Does anyone care that the new Leader of Her Majesty's Loyal Opposition was "found," albeit never charged, in a Toronto Police raid on a rub-and-tug massage parlor 15 years ago? Should anyone care?
The answer to the first question would appear to be a resounding no.
On the very day the Toronto Sun broke the story, Jack Layton's already soaring personal leadership scores jumped some more. The rise in support suggests "that the story in fact helped" Mr. Layton, according to pollster Nik Nanos, who said the numbers showed people saw the piece as a deliberate political smear.
The answer to the second is a little more complicated, or ought to be.
Nothing may better reflect the seriousness of the threat that was posed by Mr. Layton and the New Democratic Party than the timing of this story: Someone, and I don't mean the newspaper, certainly seems to have hoped it would slow the party's momentum, especially since it turns out a similar tale about Mr. Layton, minus the confirmatory details necessary for publication, was shopped around once before, to the National Post, allegedly by a Liberal campaign operative, two days before the last federal election.
But timing aside, does the story amount to a "smear campaign," as it was denounced both by the NDP Leader and his MP wife, Olivia Chow?
It does. My big old Webster's dictionary, 1966 version, defines smear this way: "To vilify or blacken the reputation by applying a debasing or odious epithet." There's nothing in the definition that says the smear must also be untrue.
And there's the rub, as it were.
Mr. Layton has acknowledged that when the cops, looking for underage Asian hookers, returned to the Velvet Touch parlour in the city's downtown Chinatown on Jan. 9, 1996 - their first visit was two weeks earlier and then they apparently charged a man with keeping a common bawdy house - he was indeed there.
Given that the Sun reproduced pages from contemporaneous notes made by one of the officers, including Mr. Layton's name, birth date and address, he had little choice but to make the admission.
But Mr. Layton, Ms. Chow - both then Metro Toronto councillors - and NDP lawyer Brian Iler all painted his visit there as an entirely innocent excursion.
The NDP leader said he simply went for a massage and had no idea the place was suspect; Ms. Chow noted that her husband exercises regularly, was and is in great shape and just needed a massage, and Mr. Iler said in a written statement that Mr. Layton "had no knowledge whatsoever that the therapist's location may have been used for illicit purposes."
A rather richer picture was provided by the officer's reproduced notes and an interview with the Sun: Mr. Layton, ostensibly there for a shiatsu massage (which traditionally doesn't require the removal of any clothing, let alone all of it) was lying naked on a bed; the female "therapist" dumped wet Kleenex into a garbage can upon the arrival of the police, and when Mr. Layton was asked if he'd received a sexual service and replied that he was there for shiatsu and one of the officers asked why, then, he had all his clothes off, he had no reply.

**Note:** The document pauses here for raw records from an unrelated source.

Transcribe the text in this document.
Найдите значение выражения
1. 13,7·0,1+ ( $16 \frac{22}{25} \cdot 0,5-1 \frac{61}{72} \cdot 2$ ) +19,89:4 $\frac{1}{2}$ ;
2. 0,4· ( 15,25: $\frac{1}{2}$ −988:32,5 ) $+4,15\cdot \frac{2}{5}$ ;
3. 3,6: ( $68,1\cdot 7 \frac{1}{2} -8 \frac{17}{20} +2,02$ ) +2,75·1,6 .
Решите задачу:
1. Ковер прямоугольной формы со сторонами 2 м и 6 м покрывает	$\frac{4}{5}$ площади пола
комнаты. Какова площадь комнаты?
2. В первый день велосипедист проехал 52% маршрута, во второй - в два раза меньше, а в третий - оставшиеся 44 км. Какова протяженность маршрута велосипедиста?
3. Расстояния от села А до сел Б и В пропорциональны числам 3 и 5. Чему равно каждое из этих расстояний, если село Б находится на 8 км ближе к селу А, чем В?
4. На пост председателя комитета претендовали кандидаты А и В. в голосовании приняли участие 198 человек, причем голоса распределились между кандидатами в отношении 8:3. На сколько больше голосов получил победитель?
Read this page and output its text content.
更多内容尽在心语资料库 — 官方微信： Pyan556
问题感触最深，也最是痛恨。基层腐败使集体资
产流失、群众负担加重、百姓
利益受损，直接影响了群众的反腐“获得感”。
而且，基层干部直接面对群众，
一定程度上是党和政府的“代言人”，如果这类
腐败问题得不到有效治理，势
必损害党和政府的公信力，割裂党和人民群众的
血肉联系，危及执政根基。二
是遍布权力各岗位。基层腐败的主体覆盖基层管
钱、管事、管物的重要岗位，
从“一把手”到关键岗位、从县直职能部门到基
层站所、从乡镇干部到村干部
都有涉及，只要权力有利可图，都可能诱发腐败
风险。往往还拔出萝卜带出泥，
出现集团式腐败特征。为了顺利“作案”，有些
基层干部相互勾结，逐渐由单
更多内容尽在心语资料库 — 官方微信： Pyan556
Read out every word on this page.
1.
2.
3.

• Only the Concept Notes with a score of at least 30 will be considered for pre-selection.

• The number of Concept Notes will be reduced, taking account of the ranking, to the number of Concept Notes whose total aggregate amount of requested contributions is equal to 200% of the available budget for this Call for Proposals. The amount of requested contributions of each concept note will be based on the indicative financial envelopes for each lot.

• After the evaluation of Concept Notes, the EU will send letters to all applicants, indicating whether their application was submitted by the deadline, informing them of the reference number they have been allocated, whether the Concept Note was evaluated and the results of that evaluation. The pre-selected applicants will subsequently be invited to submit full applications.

While it's presumably possible to wander by mistake into a seedy little joint with a blaring red sign looking for a normal massage, it seems unlikely, especially for a sophisticated urban-dweller like Mr. Layton.
What it says about one of the most trusted political figures in the country is consistent with a thread of hypocrisy which has run through his political life.
As self-styled defenders of the oppressed and marginalized, Mr. Layton and Ms. Chow, then earning about $120,000 a year between them, nonetheless for years lived in a government-subsidized three-bedroom co-op apartment where they paid alleged "market" rent of $800 a month. As the perennial booster of public health care, Mr. Layton nonetheless once had hernia surgery at a private facility north of Toronto. And as a staunch feminist who, as a councillor, once advocated a ban on touching during lap dancing, he was found naked in a room at the Velvet Touch.
Mr. Layton wasn't charged or arrested. Police filled out a suspect investigation card, and that, until last weekend, was that.
If the revelations actually gave Mr. Layton a boost with voters, then so too should the news that Toronto Police have asked the Ontario Provincial Police to investigate - the leak, of course.
In fairness, it's what the OPP does best.
And so does the weirdest twist in a fascinating election campaign end on a familiar and particularly Canadian note: Damn the story, hurray for poor Mr. Layton and launch the hunt for the source of the leak on possible breach of trust charges.
It is never more satisfying to shoot the messenger than when the information he releases is unpleasant, or contradicts the favoured narrative of the moment.